Imagine that you are standing in a field of fog. The fog surrounds you so heavily that you can’t even see three inches in front of you. You can feel the weight of the fog crushing you. It’s so heavy that it renders you immoble. The air contains so much moisture that you are breathing in water and drowning. That is what my clinical depression is–an immovable and inescapable weight pulling me into an abyss of hopelessness. Now, imagine that the fog clears up. You look in front of you to find spikes, barbed wire, and a variety of other obstacles. Now that the fog has lifted, you are capable of navigating the terrain. You can see, move, breathe again. That’s great, but it doesn’t make the journey ahead, in and of itself, any less difficult.

My clinical depression most definitely lifts courtesy of my antidepressants. When I take my meds, I am capable of functioning in a way that’s impossible without them. You can ask my friends and family. I am immensely healthier since starting my antidepressants, anti-anxiety meds, and PTSD meds. Unfortunately, they are not a cure-all. I still have to cope with the stressful, sucky things in my life. Trust me, I have plenty of that to go around. That also doesn’t even begin to account for the serious traumas that I’ve experienced or the anxiety I have on a daily basis. 

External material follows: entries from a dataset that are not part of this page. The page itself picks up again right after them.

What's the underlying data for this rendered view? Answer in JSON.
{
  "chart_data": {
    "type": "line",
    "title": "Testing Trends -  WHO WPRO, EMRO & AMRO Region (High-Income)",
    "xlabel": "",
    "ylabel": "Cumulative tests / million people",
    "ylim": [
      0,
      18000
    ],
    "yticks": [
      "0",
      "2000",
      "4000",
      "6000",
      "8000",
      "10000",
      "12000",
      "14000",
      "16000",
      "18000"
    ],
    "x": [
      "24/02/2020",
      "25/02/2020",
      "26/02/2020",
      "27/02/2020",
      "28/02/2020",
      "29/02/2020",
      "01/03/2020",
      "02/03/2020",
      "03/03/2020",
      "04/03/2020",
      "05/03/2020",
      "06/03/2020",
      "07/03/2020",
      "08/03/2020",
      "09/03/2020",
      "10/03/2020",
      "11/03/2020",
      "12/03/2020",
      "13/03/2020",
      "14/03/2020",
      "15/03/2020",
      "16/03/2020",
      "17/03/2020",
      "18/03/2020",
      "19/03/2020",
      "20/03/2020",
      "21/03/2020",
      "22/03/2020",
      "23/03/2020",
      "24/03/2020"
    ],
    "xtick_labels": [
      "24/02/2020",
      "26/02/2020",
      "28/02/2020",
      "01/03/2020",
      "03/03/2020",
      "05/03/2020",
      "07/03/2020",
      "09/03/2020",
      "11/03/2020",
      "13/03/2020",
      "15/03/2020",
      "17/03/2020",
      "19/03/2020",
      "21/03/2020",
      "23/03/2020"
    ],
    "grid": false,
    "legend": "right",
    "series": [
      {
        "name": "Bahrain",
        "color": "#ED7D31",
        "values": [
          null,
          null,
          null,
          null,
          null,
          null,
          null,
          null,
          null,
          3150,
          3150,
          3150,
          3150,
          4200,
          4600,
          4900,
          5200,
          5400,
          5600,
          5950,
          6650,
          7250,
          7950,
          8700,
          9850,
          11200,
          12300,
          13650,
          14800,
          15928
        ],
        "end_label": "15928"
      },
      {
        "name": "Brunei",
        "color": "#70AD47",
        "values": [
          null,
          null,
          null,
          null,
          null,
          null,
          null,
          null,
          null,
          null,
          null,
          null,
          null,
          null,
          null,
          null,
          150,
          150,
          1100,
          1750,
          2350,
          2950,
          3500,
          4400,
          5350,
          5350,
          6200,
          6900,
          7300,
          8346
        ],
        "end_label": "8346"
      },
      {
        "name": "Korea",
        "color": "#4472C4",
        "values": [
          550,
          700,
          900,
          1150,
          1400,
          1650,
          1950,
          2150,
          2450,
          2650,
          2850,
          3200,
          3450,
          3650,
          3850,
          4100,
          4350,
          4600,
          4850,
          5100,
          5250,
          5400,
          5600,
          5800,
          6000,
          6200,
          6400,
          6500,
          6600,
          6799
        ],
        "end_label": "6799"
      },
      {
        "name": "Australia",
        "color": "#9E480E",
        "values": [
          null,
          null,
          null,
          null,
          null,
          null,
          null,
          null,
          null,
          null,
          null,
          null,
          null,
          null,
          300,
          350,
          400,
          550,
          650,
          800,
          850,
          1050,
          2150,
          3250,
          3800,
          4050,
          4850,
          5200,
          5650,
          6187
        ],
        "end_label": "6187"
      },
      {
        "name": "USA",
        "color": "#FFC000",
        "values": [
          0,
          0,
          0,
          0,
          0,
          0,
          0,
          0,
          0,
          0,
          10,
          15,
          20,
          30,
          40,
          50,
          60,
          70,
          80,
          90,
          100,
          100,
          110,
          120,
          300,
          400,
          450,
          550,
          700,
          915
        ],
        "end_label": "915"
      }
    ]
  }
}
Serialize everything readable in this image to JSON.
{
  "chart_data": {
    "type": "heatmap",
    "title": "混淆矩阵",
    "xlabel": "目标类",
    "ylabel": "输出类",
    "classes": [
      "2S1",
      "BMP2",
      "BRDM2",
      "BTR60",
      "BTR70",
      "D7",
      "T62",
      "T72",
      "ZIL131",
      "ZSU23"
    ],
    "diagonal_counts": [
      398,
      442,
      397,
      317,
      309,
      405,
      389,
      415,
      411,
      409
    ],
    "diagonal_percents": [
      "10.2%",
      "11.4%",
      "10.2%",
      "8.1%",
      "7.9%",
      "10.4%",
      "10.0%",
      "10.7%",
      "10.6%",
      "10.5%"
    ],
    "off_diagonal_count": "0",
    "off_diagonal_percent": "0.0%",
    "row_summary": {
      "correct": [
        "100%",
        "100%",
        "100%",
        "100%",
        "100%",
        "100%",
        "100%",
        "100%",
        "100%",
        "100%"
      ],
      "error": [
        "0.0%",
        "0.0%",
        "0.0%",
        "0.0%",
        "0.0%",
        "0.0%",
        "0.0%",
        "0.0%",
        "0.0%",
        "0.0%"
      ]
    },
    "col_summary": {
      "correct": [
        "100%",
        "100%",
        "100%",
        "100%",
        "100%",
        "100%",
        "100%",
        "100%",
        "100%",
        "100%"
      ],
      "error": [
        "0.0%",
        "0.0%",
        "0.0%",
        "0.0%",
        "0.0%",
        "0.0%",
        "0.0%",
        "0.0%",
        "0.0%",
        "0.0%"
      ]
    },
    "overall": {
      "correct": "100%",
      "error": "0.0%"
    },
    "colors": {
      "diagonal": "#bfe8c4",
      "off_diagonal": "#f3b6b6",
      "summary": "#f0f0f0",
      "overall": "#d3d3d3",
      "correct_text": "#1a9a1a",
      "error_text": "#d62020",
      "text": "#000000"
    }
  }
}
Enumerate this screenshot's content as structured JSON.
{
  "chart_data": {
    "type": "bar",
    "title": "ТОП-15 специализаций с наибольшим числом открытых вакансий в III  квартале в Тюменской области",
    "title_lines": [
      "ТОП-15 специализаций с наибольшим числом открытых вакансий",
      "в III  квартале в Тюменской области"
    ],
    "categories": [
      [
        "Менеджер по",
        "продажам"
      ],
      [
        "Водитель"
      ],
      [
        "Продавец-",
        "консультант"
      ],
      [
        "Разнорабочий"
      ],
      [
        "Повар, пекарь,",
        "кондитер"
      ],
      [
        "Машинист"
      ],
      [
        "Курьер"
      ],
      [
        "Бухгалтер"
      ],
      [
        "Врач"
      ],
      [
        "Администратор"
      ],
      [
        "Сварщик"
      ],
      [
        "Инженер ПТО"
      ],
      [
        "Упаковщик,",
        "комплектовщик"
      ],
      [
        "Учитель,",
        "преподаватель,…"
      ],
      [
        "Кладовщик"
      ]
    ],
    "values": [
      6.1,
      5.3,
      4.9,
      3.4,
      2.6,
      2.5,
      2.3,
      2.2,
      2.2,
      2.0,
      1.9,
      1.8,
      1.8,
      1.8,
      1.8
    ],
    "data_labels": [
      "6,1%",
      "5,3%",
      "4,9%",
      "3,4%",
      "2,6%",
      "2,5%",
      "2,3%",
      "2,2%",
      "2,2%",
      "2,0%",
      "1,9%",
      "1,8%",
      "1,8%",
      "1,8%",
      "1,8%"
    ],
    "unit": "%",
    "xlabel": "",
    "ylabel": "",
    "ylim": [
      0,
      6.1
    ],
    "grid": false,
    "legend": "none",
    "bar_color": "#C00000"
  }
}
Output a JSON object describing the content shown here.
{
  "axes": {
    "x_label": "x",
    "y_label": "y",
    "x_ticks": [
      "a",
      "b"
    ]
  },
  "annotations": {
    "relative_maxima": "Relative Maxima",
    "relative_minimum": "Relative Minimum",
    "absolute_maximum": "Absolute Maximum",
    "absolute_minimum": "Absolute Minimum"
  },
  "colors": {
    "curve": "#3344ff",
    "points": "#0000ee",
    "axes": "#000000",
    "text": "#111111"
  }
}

So, why am I telling you this?

There is a common misconception that people who take medications for mental illness are broken. It’s often seen as a weakness. People say to just do yoga or meditate or go to therapy or “cheer up because someone else always has it worse.” I am not saying these things are worthless. (Except the last one! Suppressing emotions with reasoning that others have it worse is very unhealthy and can lead to further mental problems.) But, I am sharing my depression story to break down the stigma surrounding antidepressants. If your brain cannot make the right amounts of neurotransmitters on their own, synthetic is okay. I am sharing my story for those of you afraid to reach out for help. I know how terrifying it is, but you are brave enough to take that leap. I am sharing my story for all of you who feel completely isolated in your mental health journey, whatever that may look like. You aren’t alone.

Mental illness is one of the hardest battles we all could ever fight. We constantly wear ourselves thin pretending to be okay. But, it takes so much strength to wake up every single day. Grant yourselves the same grace and patience you would give others. 

You aren’t a broken person.

I am not a broken person.

We aren’t broken people.

2 thoughts on “I’m Depressed, Not Broken: Breaking Mental Health Stigmas *Guest Post*

  1. I simple love this! You described mental illness perfectly. I also suffer for major depressive disorder, bipolar, mania, chronic ptsd and anxiety, paranoia. And you’re right, most people who never experienced this, doesn’t not understand how we feel and what we’re going through. Like you said, they tell you to “cheer up,” “get outta the house and do something, and so on and so for. BUT, with all this said, symptoms do pass eventually, but we wake up the next day to only start our rollar coaster over. This was a great read.